Are you saying that a simple HTTP link is not accessible on the client side until the async postback is complete? If so, that sounds like a conundrum, since you either have to optimize your server side process, or set a smaller server-side request timeout. Either that or redesign your user-interaction to make the server side Excel generation process an asynchronous one, rather than synchronous, so that the user doesn't have to wait until the Excel generation is complete. You could fancy this up on the client side to then set a JavaScript timer to periodically query the server to see if the file was ready, and if so, indicate that to the user with and give them a download file link option, or something.
Otherwise, if you could invoke another AJAX request while waiting on that to return (which you may not to from the sound of it), you could simply perform a new HTTP request that "cancels" the long running process. But that seems like it would not work since the server is still handling the long running HTTP request. So I'd opt to investigate the options in my first paragraph.
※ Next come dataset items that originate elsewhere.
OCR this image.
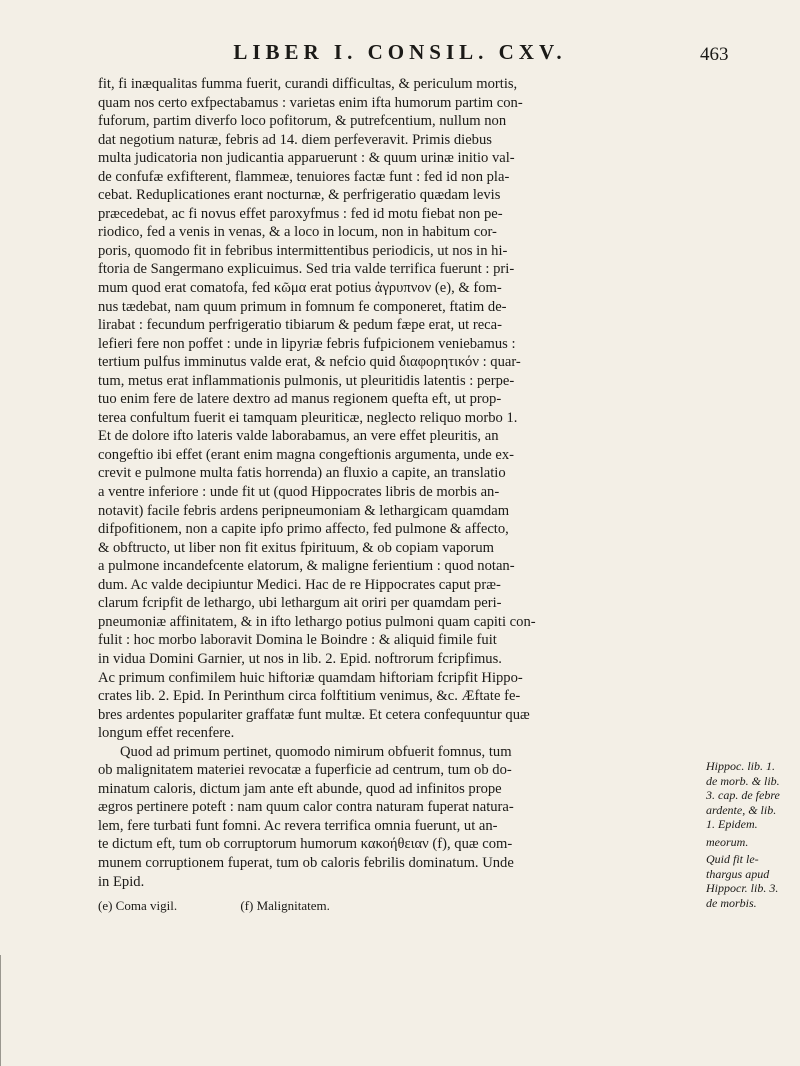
LIBER I. CONSIL. CXV.	463
fit, fi inæqualitas fumma fuerit, curandi difficultas, & periculum mortis,
quam nos certo exfpectabamus : varietas enim ifta humorum partim con-
fuforum, partim diverfo loco pofitorum, & putrefcentium, nullum non
dat negotium naturæ, febris ad 14. diem perfeveravit. Primis diebus
multa judicatoria non judicantia apparuerunt : & quum urinæ initio val-
de confufæ exfifterent, flammeæ, tenuiores factæ funt : fed id non pla-
cebat. Reduplicationes erant nocturnæ, & perfrigeratio quædam levis
præcedebat, ac fi novus effet paroxyfmus : fed id motu fiebat non pe-
riodico, fed a venis in venas, & a loco in locum, non in habitum cor-
poris, quomodo fit in febribus intermittentibus periodicis, ut nos in hi-
ftoria de Sangermano explicuimus. Sed tria valde terrifica fuerunt : pri-
mum quod erat comatofa, fed κῶμα erat potius ἀγρυπνον (e), & fom-
nus tædebat, nam quum primum in fomnum fe componeret, ftatim de-
lirabat : fecundum perfrigeratio tibiarum & pedum fæpe erat, ut reca-
lefieri fere non poffet : unde in lipyriæ febris fufpicionem veniebamus :
tertium pulfus imminutus valde erat, & nefcio quid διαφορητικόν : quar-
tum, metus erat inflammationis pulmonis, ut pleuritidis latentis : perpe-
tuo enim fere de latere dextro ad manus regionem quefta eft, ut prop-
terea confultum fuerit ei tamquam pleuriticæ, neglecto reliquo morbo 1.
Et de dolore ifto lateris valde laborabamus, an vere effet pleuritis, an
congeftio ibi effet (erant enim magna congeftionis argumenta, unde ex-
crevit e pulmone multa fatis horrenda) an fluxio a capite, an translatio
a ventre inferiore : unde fit ut (quod Hippocrates libris de morbis an-
notavit) facile febris ardens peripneumoniam & lethargicam quamdam
difpofitionem, non a capite ipfo primo affecto, fed pulmone & affecto,
& obftructo, ut liber non fit exitus fpirituum, & ob copiam vaporum
a pulmone incandefcente elatorum, & maligne ferientium : quod notan-
dum. Ac valde decipiuntur Medici. Hac de re Hippocrates caput præ-
clarum fcripfit de lethargo, ubi lethargum ait oriri per quamdam peri-
pneumoniæ affinitatem, & in ifto lethargo potius pulmoni quam capiti con-
fulit : hoc morbo laboravit Domina le Boindre : & aliquid fimile fuit
in vidua Domini Garnier, ut nos in lib. 2. Epid. noftrorum fcripfimus.
Ac primum confimilem huic hiftoriæ quamdam hiftoriam fcripfit Hippo-
crates lib. 2. Epid. In Perinthum circa folftitium venimus, &c. Æftate fe-
bres ardentes populariter graffatæ funt multæ. Et cetera confequuntur quæ
longum effet recenfere.
Quod ad primum pertinet, quomodo nimirum obfuerit fomnus, tum
ob malignitatem materiei revocatæ a fuperficie ad centrum, tum ob do-
minatum caloris, dictum jam ante eft abunde, quod ad infinitos prope
ægros pertinere poteft : nam quum calor contra naturam fuperat natura-
lem, fere turbati funt fomni. Ac revera terrifica omnia fuerunt, ut an-
te dictum eft, tum ob corruptorum humorum κακοήθειαν (f), quæ com-
munem corruptionem fuperat, tum ob caloris febrilis dominatum. Unde
in Epid.
Hippoc. lib. 1. de morb. & lib. 3. cap. de febre ardente, & lib. 1. Epidem.
meorum.
Quid fit le-thargus apud Hippocr. lib. 3. de morbis.
(e) Coma vigil.	(f) Malignitatem.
If cancelling did allow an async HTTP request to be performed on the client side, then you could set a session state value to indicate that cancel was requested. Personally I wouldn't approach it this way. But if you did, then your long-running server-side process could periodically look for the existence of a session value. Say:
if (Session["cancel-me"] != null)
{
Session["cancel-me"] = null;
abortThisLongProcess();
}
Yep, even if you navigate away from the page using the browser back button, as soon as you click anything else that needs to post back to the server the page hangs until the long process has completed. Looks like there's no way of canceling so I will have to look at redesigning the Excel generation.
I haven't found a way to cancel the request that's running, but there's no real reason that you can't start a new one.
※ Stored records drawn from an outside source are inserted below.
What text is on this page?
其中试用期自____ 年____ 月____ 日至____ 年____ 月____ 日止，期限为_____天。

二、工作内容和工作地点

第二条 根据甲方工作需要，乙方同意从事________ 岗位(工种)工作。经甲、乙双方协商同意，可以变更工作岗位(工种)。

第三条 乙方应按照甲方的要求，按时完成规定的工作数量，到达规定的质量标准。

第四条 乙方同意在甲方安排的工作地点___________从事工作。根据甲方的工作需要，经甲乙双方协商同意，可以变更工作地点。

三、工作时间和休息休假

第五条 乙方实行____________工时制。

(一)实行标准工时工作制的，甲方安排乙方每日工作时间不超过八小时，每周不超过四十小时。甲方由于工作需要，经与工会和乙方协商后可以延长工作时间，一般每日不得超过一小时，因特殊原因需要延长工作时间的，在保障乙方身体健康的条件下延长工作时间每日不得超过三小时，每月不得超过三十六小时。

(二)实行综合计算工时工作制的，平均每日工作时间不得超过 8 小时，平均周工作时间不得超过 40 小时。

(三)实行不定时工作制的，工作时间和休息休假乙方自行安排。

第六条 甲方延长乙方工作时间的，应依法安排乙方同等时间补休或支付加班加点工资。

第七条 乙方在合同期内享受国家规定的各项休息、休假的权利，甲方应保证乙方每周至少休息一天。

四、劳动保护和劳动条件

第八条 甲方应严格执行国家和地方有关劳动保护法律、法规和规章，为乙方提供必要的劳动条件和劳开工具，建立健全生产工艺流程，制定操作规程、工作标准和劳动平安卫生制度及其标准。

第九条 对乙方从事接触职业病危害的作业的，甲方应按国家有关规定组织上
By default ASP.Net tries (it can't always) to apply an exclusive lock on the session object - as soon as one page reads it every other page request that passes the same session ID (by cookie or on the URL) has to wait for the first page to release the session.
It doesn't matter that the client has cancelled the request - the server will continue to lock the session until the original page finishes executing.
I think the solution is to do away with the ASP session entirely. Then when the user requests another page it begins immediately, even though the server is still processing the old request on another thread.